2. Build it from the Dockerfile

Follow these steps if you want to build the container from the Dockerfile from scratch on your machine.

  1. On the command line: $ git clone this repository: https://github.com/hermantolentino/docker-jupyterhub
  2. $ cd docker-jupyterhub
  3. Run this code on the command line: $ docker build -t hermantolentino/docker-jupyterhub:v5 . Remember the period - it means use the Dockerfile in the current directory and use that directory as context (this enables you use Docker instructions, like ADD or COPY that copy files from that directory to your container). This will take a while. Make some coffee.

Running the container

  1. There are two ways to run a container based on this docker image:

1.1 Self-contained mode: Docker container you launch will have no access to any host drive directory.

$ docker run -it -p 0.0.0.0:8000:8000 hermantolentino/docker-jupyterhub:v5 supervisord -c /etc/supervisord.conf`

This build now has supervisord to launch JupyterHub when running the docker container.

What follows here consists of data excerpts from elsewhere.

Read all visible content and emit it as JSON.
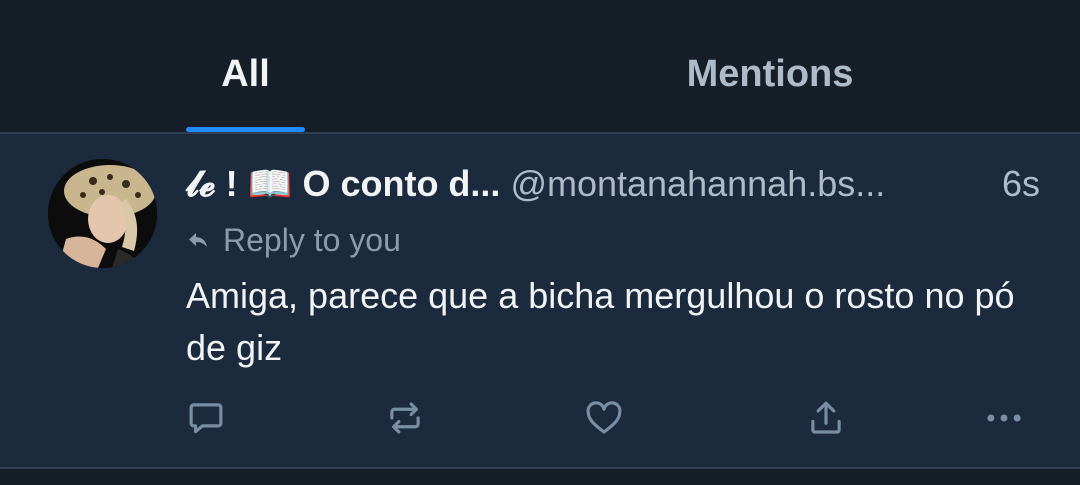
{
  "tabs": [
    {
      "label": "All",
      "active": true
    },
    {
      "label": "Mentions",
      "active": false
    }
  ],
  "notification": {
    "display_name": "𝓵𝓮 ! 📖 O conto d...",
    "handle": "@montanahannah.bs...",
    "timestamp": "6s",
    "reply_label": "Reply to you",
    "text": "Amiga, parece que a bicha mergulhou o rosto no pó de giz"
  },
  "actions": [
    "reply-icon",
    "repost-icon",
    "like-icon",
    "share-icon",
    "more-icon"
  ],
  "colors": {
    "background": "#161e27",
    "notification_bg": "#1b2a3d",
    "accent": "#208bfe",
    "text_primary": "#f1f3f5",
    "text_secondary": "#aebbc9"
  }
}
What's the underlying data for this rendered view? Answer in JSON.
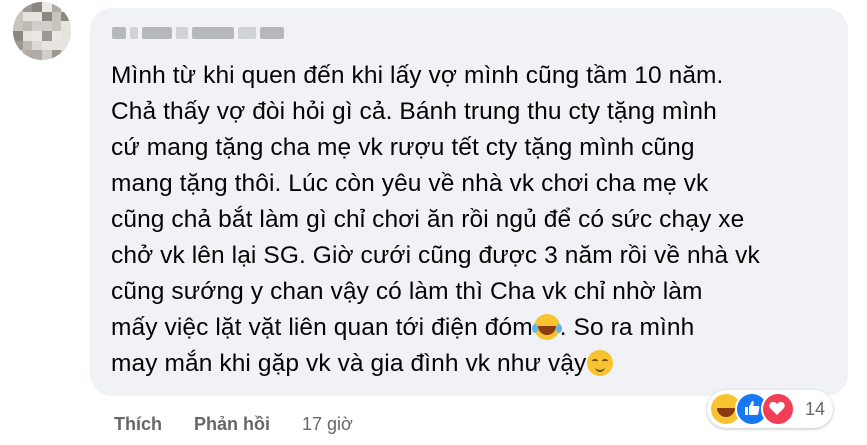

1.2 Using current host directory as work directory:

$ docker run -v $(pwd):/home/jupyterhub/hostdir -it -p 0.0.0.0:8000:8000 hermantolentino/jupyterhub:v5 supervisord -c /etc/supervisord.conf

$(pwd) substitutes your current directory in the command. -v creates a shared volume that enables you to access your current host directory (from where you launch the docker container) inside the container.

1.3 Using launch script: You can run launch the container.

$ ./launch-jupyterhub.sh

Another launch script, launch-jupyterhub-neo4j.sh, launches a neo4j container which can be accessed from jupyter notebooks.

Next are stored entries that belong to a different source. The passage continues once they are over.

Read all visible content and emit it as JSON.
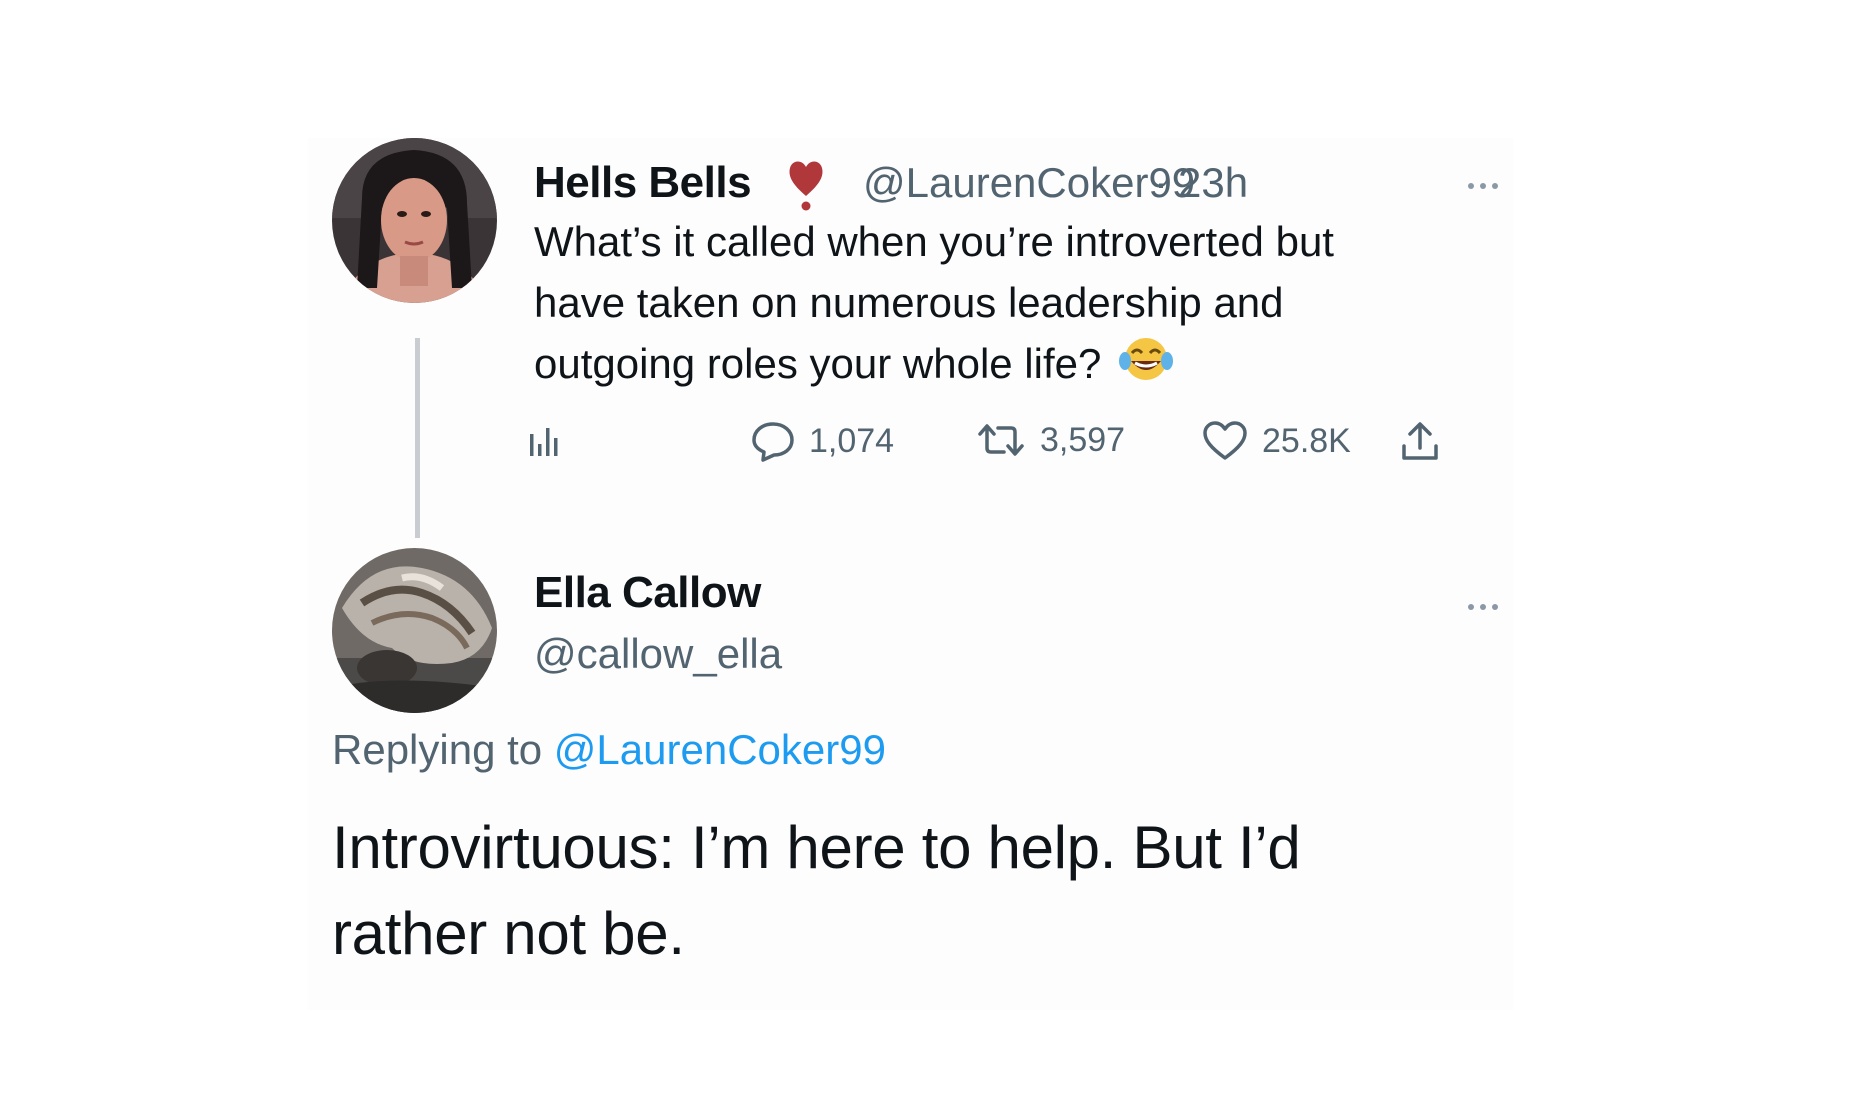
{
  "tweet": {
    "display_name": "Hells Bells",
    "badge_icon": "heart-exclamation-icon",
    "handle": "@LaurenCoker99",
    "separator": "·",
    "time": "23h",
    "text": "What’s it called when you’re introverted but have taken on numerous leadership and outgoing roles your whole life?",
    "emoji_icon": "laughing-tears-emoji",
    "stats": {
      "views_icon": "analytics-icon",
      "replies": "1,074",
      "retweets": "3,597",
      "likes": "25.8K",
      "share_icon": "share-icon"
    }
  },
  "reply": {
    "display_name": "Ella Callow",
    "handle": "@callow_ella",
    "replying_prefix": "Replying to",
    "replying_handle": "@LaurenCoker99",
    "text": "Introvirtuous: I’m here to help. But I’d rather not be."
  },
  "colors": {
    "text": "#0f1419",
    "secondary": "#536471",
    "link": "#1d9bf0",
    "badge": "#b0373a"
  }
}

  1. This will bring you to the docker container root prompt:
root@"DOCKER IMAGE ID":/home/jupyterhub/#

In mode 1.1 above when you cd to hostdir, you will enter a blank directory. In mode 1.2 above, you will find the files present in the current host directory from where you launched the container.

  1. Next, load the R and Python data science packages - See "Setting up packages" below. This will take a while again, have some coffee. If there are any errors, please let me know.

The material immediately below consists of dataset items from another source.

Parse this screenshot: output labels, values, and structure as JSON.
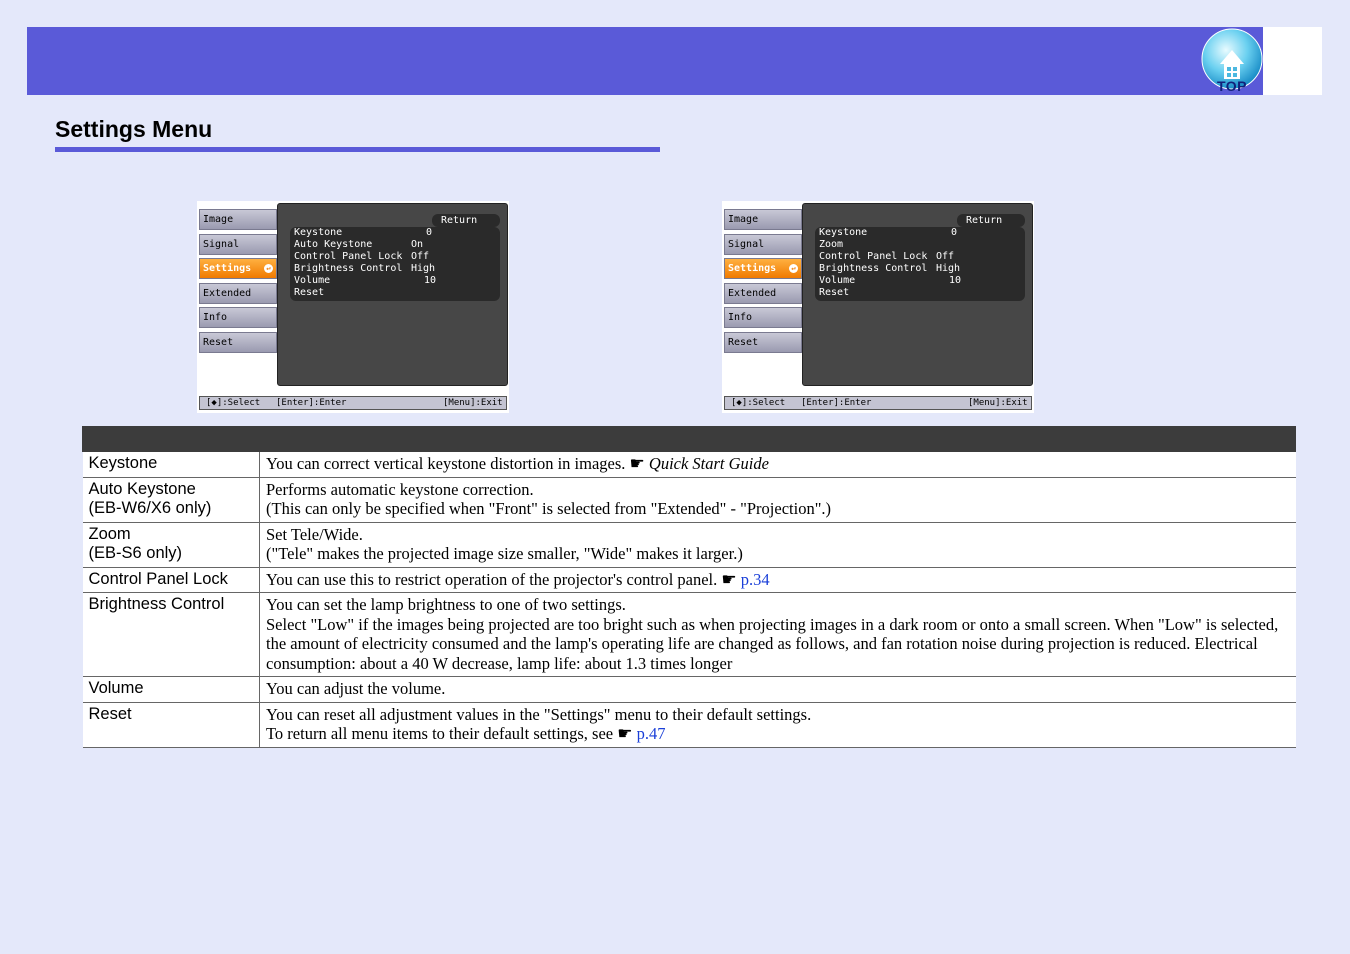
{
  "header": {
    "top_button_label": "TOP",
    "page_title": "Settings Menu"
  },
  "colors": {
    "band": "#5a5ad8",
    "page_bg": "#e4e8fa",
    "table_header": "#3c3c3c",
    "active_tab": "#f07a00",
    "link": "#1a3fd8"
  },
  "osd_left": {
    "tabs": [
      "Image",
      "Signal",
      "Settings",
      "Extended",
      "Info",
      "Reset"
    ],
    "active_tab": "Settings",
    "return_label": "Return",
    "items": [
      {
        "label": "Keystone",
        "value": "0"
      },
      {
        "label": "Auto Keystone",
        "value": "On"
      },
      {
        "label": "Control Panel Lock",
        "value": "Off"
      },
      {
        "label": "Brightness Control",
        "value": "High"
      },
      {
        "label": "Volume",
        "value": "10"
      },
      {
        "label": "Reset",
        "value": ""
      }
    ],
    "status": {
      "select": "[◆]:Select",
      "enter": "[Enter]:Enter",
      "exit": "[Menu]:Exit"
    }
  },
  "osd_right": {
    "tabs": [
      "Image",
      "Signal",
      "Settings",
      "Extended",
      "Info",
      "Reset"
    ],
    "active_tab": "Settings",
    "return_label": "Return",
    "items": [
      {
        "label": "Keystone",
        "value": "0"
      },
      {
        "label": "Zoom",
        "value": ""
      },
      {
        "label": "Control Panel Lock",
        "value": "Off"
      },
      {
        "label": "Brightness Control",
        "value": "High"
      },
      {
        "label": "Volume",
        "value": "10"
      },
      {
        "label": "Reset",
        "value": ""
      }
    ],
    "status": {
      "select": "[◆]:Select",
      "enter": "[Enter]:Enter",
      "exit": "[Menu]:Exit"
    }
  },
  "table": {
    "rows": [
      {
        "name_lines": [
          "Keystone"
        ],
        "desc": "You can correct vertical keystone distortion in images.",
        "ref_italic": "Quick Start Guide"
      },
      {
        "name_lines": [
          "Auto Keystone",
          "(EB-W6/X6 only)"
        ],
        "desc_lines": [
          "Performs automatic keystone correction.",
          "(This can only be specified when \"Front\" is selected from \"Extended\" - \"Projection\".)"
        ]
      },
      {
        "name_lines": [
          "Zoom",
          "(EB-S6 only)"
        ],
        "desc_lines": [
          "Set Tele/Wide.",
          "(\"Tele\" makes the projected image size smaller, \"Wide\" makes it larger.)"
        ]
      },
      {
        "name_lines": [
          "Control Panel Lock"
        ],
        "desc": "You can use this to restrict operation of the projector's control panel.",
        "ref_link": "p.34"
      },
      {
        "name_lines": [
          "Brightness Control"
        ],
        "desc_lines": [
          "You can set the lamp brightness to one of two settings.",
          "Select \"Low\" if the images being projected are too bright such as when projecting images in a dark room or onto a small screen. When \"Low\" is selected, the amount of electricity consumed and the lamp's operating life are changed as follows, and fan rotation noise during projection is reduced. Electrical consumption: about a 40 W decrease, lamp life: about 1.3 times longer"
        ]
      },
      {
        "name_lines": [
          "Volume"
        ],
        "desc": "You can adjust the volume."
      },
      {
        "name_lines": [
          "Reset"
        ],
        "desc_lines": [
          "You can reset all adjustment values in the \"Settings\" menu to their default settings.",
          "To return all menu items to their default settings, see"
        ],
        "ref_link": "p.47"
      }
    ]
  }
}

  2. After loading the packages, you are now ready to launch JupyterHub. At the root prompt type: # bash startjupyterhub.sh. This will start your JupyterHub server.

  3. Open a browser and type in https://localhost:8000/. On the Mac, you may have to substitute "localhost" with the docker machine IP address. The SSL certificates for https are self-signed so you will get a browser warning about the site being insecure.

  1. Find the username and password for JupyterHub inside the Dockerfile. You can create another user by logging in to the bash prompt of the container and using # adduser "username".

Setting up packages and run version test notebooks

  1. To test if the R, Scala and Python (2.7 and 3.5), Python-PyPy and Ruby kernels load correctly, you need to load and run the kernel notebooks with "Version" in their filenames in the notebooks directory from the Jupyter Notebook web interface. Click on each notebook (file name ends with .ipynb) and press the "run code" button. If the kernels are loaded correctly, you will see the version number of the kernel that runs each notebook.

  2. To load the R and Python data science packages in the packages directory, you need to login to a container bash shell other than the one you ran JupyterHub from. Type ``$ docker exec -it "CONTAINER ID or CONTAINER alias" /bin/bash` to do this.

  3. If you want to load packages in batches, run the following scripts one after the other, at the root prompt: # packages/r-packages.sh, # packages/python-packages.sh, and # packages/python-nlp-packages.sh. There may be additional packages that have been added since this document was created. Installing additional packages takes time:

3.1 GIS: Install the Python and R GIS packages. There is an additional Dockerfile called "Dockerfile-otb-apt" to install the Orfeo Toolbox - more about that here: https://www.orfeo-toolbox.org/.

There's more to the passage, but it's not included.